C’est précisément pour cela qu’il se fixe une limite personnelle. «Je renonce à un voyage aux États-Unis.» Au lieu de cela, il regarde déjà vers l’avenir. “J’attends encore plus avec impatience les prochains Championnats d’Europe en Angleterre. Pour moi, c’est plus proche de ce que le football représente pour moi, tant en termes de sport que d’émotion.”
«Le prix élevé des billets était la cerise sur le gâteau»

Luca (28 ans) attendait depuis longtemps cette Coupe du monde. “Avant tout, les matchs au Mexique, un pays passionné de football”, dit-il. Il avait prévu de voyager à travers le Mexique pendant deux semaines “pour ressentir les sensations là-bas et peut-être assister à un ou deux matchs”.
Mais les choses se sont ensuite déroulées différemment : « Après que deux clowns se soient présentés au tirage au sort, j’ai immédiatement changé mes plans. » Le prix élevé des billets était « la cerise sur le gâteau », comme il le dit. Luca ne veut toujours pas abandonner complètement le football. «Je regarderai la Coupe du monde à la télévision. C’est et reste une occasion spéciale.
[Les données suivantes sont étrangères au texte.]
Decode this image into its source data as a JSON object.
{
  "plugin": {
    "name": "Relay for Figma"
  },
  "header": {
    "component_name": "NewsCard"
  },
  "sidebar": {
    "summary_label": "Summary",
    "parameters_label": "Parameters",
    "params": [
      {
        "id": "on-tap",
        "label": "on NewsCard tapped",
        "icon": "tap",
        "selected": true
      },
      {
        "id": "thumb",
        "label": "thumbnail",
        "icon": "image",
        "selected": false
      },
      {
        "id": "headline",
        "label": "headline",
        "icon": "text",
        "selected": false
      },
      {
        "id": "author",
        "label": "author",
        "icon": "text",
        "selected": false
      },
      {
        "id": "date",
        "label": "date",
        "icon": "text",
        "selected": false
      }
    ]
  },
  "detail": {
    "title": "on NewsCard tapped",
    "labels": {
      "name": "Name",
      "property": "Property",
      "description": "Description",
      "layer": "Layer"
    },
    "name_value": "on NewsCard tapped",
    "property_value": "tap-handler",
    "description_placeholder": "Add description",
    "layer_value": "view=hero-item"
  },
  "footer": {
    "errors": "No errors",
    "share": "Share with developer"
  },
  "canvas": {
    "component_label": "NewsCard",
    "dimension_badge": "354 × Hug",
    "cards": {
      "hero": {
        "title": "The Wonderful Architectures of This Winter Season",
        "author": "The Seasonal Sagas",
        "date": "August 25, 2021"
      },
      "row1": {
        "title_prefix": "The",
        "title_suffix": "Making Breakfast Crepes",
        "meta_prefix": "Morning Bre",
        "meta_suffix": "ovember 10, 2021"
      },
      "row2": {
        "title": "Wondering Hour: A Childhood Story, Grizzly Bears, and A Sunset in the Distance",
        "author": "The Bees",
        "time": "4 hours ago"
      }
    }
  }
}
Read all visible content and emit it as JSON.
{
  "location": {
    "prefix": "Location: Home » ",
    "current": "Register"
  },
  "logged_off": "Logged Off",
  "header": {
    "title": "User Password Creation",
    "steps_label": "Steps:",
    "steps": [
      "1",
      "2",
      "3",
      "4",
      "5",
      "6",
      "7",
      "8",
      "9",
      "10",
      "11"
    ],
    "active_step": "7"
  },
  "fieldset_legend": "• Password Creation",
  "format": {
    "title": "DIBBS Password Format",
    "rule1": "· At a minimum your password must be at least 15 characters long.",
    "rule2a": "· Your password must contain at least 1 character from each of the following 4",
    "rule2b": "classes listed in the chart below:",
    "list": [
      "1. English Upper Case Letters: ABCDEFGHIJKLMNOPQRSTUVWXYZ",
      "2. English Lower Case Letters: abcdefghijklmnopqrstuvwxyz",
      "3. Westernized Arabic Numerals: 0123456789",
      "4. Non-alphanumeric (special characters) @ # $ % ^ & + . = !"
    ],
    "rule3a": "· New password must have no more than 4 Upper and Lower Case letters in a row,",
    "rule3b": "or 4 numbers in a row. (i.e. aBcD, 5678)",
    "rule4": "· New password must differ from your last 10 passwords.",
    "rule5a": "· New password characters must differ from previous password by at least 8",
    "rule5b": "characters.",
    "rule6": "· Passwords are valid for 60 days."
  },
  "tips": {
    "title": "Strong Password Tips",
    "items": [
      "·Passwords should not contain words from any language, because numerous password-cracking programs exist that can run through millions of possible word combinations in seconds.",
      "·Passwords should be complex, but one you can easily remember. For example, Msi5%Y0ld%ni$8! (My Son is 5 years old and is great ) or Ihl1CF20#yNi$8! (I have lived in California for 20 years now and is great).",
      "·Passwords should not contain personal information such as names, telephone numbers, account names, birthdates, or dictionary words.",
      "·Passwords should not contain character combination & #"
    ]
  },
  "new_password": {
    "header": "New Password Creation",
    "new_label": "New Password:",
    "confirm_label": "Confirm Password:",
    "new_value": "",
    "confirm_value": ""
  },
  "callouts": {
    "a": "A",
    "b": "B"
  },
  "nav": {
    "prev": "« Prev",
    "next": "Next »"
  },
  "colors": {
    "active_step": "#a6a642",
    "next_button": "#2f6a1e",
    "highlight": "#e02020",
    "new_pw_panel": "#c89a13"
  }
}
« Une Coupe du monde à l’étranger ? Cela a toujours été mon rêve »
Tim (22 ans) voit les choses complètement différemment : “Je vais à la Coupe du monde pendant deux semaines et je combine le tout avec un voyage aux États-Unis et à Vancouver”, dit-il. Il suit l’équipe nationale suisse depuis qu’il est « tout petit » et est « toujours là » depuis trois ans. La décision a pris du temps. “J’étais présent à chaque match des Championnats d’Europe en Allemagne. Je n’ai que des souvenirs positifs – à chaque fois, c’était une fête.”
Il y a deux ans, la situation aux États-Unis n’était pas aussi mauvaise qu’aujourd’hui. “Puis je me suis dit : pourquoi pas ? Les USA, c’est cool, un voyage est recommandé. Road trip et Coupe du monde.”
Le tournoi est pour lui un rêve d’enfant. Bien sûr, les gens se demandaient s’ils feraient partie du tout. “C’était dans la salle parce que nous ne pouvons pas réellement soutenir le tout.”
En fin de compte, cependant, le désir de vivre le rêve a pris le dessus, comme il continue. Il veut délibérément ignorer la politique et l’argent. “Nous ne lui donnons pas un cadre aussi vaste. Nous allons aux États-Unis en tant que fans de football.” Son espoir : « Que ce soit une fête du football – et que nous ne fassions pas partie de ce cirque politique. »
“Bien sûr que j’irai aux jeux nationaux”
Sandro (33 ans) participe à tous les grands tournois depuis des années. «Depuis 2016, je vais à chaque Championnat d’Europe et Coupe du Monde pour soutenir l’équipe nationale suisse dans le stade – toujours avec les trois mêmes amis», dit-il. En plus des jeux eux-mêmes, il a toujours été intéressé par les voyages. “Nous avons vu des villes et des pays intéressants que nous n’aurions peut-être jamais visités autrement.”
La politique ne joue aucun rôle pour lui. «Les opinions et les situations politiques ne m’intéressent pas. Je suis un passionné de football et j’irais au bout du monde pour l’équipe nationale suisse.» L’esprit des grands tournois est unique pour lui. «Ce sont les raisons pour lesquelles rien ne m’a empêché – et rien ne m’empêchera – de participer à un Championnat d’Europe ou à une Coupe du monde avec une participation suisse.»
Que pensez-vous de la Coupe du monde 2026 aux États-Unis ?

Deborah Gonzalez (dgo) travaille depuis 20 minutes depuis 2021. D’une part, elle écrit pour le service communautaire et d’autre part, elle est productrice d’imprimerie.